The European Union does have to change. The stresses within the Eurozone are being played out daily. There must be a new momentum on how the single market works in services, digital, energy and other areas. The European Union must learn to regulate less and respect the balance of powers between the institutions and member states. It must offer hope to the many young unemployed, and it must continue to guarantee decency for people at work. However, we believe those things can be achieved without the damaging threat to leave the European Union and all that that would entail.

Andrew Bridgen: Will the right hon. Gentleman give way?

Mr McFadden: No, I want to make progress. No one is arguing that the European Union is perfect, but it is our major trading partner. It is the destination for more than 40% of our exports in goods and the source of about half of our inward investment. Our position as gateway to the single market helps attract inward investment from outside the European Union, and the EU has helped to keep the peace in Europe for decades. It would be hugely reckless for us to take those real achievements for granted.

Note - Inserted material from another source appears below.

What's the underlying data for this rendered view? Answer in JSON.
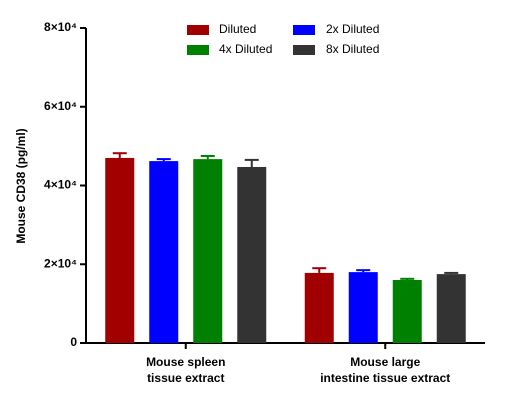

Peter Kyle (Hove) (Lab): Does my right hon. Friend agree that the issue of business and Europe is progressive, because bigger businesses will have the resources to relocate if they do not like the decision to pull out of Europe, but smaller ones will not and will be stuck here?

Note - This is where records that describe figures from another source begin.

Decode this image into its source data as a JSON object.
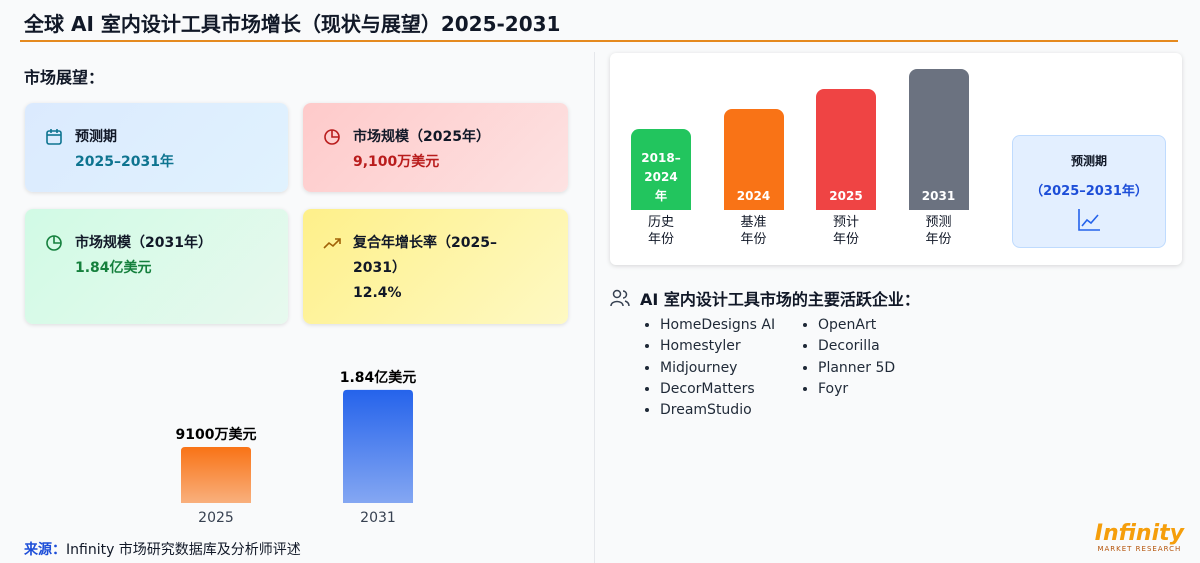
{
  "header": {
    "title": "全球 AI 室内设计工具市场增长（现状与展望）2025-2031"
  },
  "outlook": {
    "title": "市场展望：",
    "cards": [
      {
        "label": "预测期",
        "value": "2025–2031年"
      },
      {
        "label": "市场规模（2025年）",
        "value": "9,100万美元"
      },
      {
        "label": "市场规模（2031年）",
        "value": "1.84亿美元"
      },
      {
        "label": "复合年增长率（2025–2031）",
        "value": "12.4%"
      }
    ]
  },
  "chart_data": {
    "type": "bar",
    "categories": [
      "2025",
      "2031"
    ],
    "values": [
      9100,
      18400
    ],
    "value_labels": [
      "9100万美元",
      "1.84亿美元"
    ],
    "colors": [
      "#f97316",
      "#2563eb"
    ],
    "ylim": [
      0,
      20000
    ]
  },
  "source": {
    "label": "来源：",
    "text": "Infinity 市场研究数据库及分析师评述"
  },
  "timeline": {
    "stages": [
      {
        "year": "2018–2024年",
        "label": "历史年份",
        "color": "#22c55e"
      },
      {
        "year": "2024",
        "label": "基准年份",
        "color": "#f97316"
      },
      {
        "year": "2025",
        "label": "预计年份",
        "color": "#ef4444"
      },
      {
        "year": "2031",
        "label": "预测年份",
        "color": "#6b7280"
      }
    ],
    "forecast": {
      "label": "预测期",
      "period": "（2025–2031年）"
    }
  },
  "companies": {
    "title": "AI 室内设计工具市场的主要活跃企业：",
    "columns": [
      [
        "HomeDesigns AI",
        "Homestyler",
        "Midjourney",
        "DecorMatters",
        "DreamStudio"
      ],
      [
        "OpenArt",
        "Decorilla",
        "Planner 5D",
        "Foyr"
      ]
    ]
  },
  "logo": {
    "name": "Infinity",
    "tagline": "MARKET RESEARCH"
  }
}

Mr McFadden: For businesses of all sizes, big and small, it makes no sense for us to put barriers and risks between them and their customers that do not exist at present.

As the debate unfolds, those who want to take us out of the EU will have to explain what it would mean for jobs, trade, exports and our collective security. On what terms will businesses want access to the single market? How much would they pay? What rules, including free movement, will they have to stick by? Is the strategy to walk away from the decision-making process and still accept many of the rules? Those who advocate Brexit in the name of sovereignty will have to explain why leaving the collective institutions where many of the rules of our economy are decided, and where we are currently represented, would enhance our power and influence. They will have to show why the major markets in the world outside the European Union would view us as a more attractive proposition if we walked away from where the rules are decided and were outside rather than in.

Geraint Davies (Swansea West) (Lab/Co-op): Will my right hon. Friend give way?

Mr McFadden: No, I will not give way anymore.

My right hon. Friend the Member for Leeds Central (Hilary Benn) set out our response to the Bill and the ways in which we will seek to amend it as it goes through the House, including by extending the franchise to 16 and 17-year-olds, because it is their future too. In seeking to amend the Bill in that and other ways, we will also be clear that we believe that the best future for Britain is to remain a member of the European Union and not to withdraw from a group of nations held together by both economic interests and common values. We do not believe that we should be forced into a false choice between trading with Europe and trading with the rest of the world, when we all know that we should be doing both.

As I have said, this is a debate about power, influence and our place in the world. Losing elections, as we have just done, does not absolve a party of opposition of its responsibility to do the right thing by the country. In fact, doing the right thing by the country is essential to recovery from defeat, and that is why we will continue to argue for a Britain that maximises its power, influence and opportunities, and for a Britain that plays a leading and important role in Europe, not one that retreats into the arms of nostalgia and nationalism. There has been much debate about whether Britain has lost its confidence as a country with global reach, and whether we are presiding over a quiet and unannounced decline in our influence. Be in no doubt, the debate that the Bill begins is very much part of that issue, and we will continue to argue for Britain to remain an open, engaged and confident member of the European Union in the years ahead.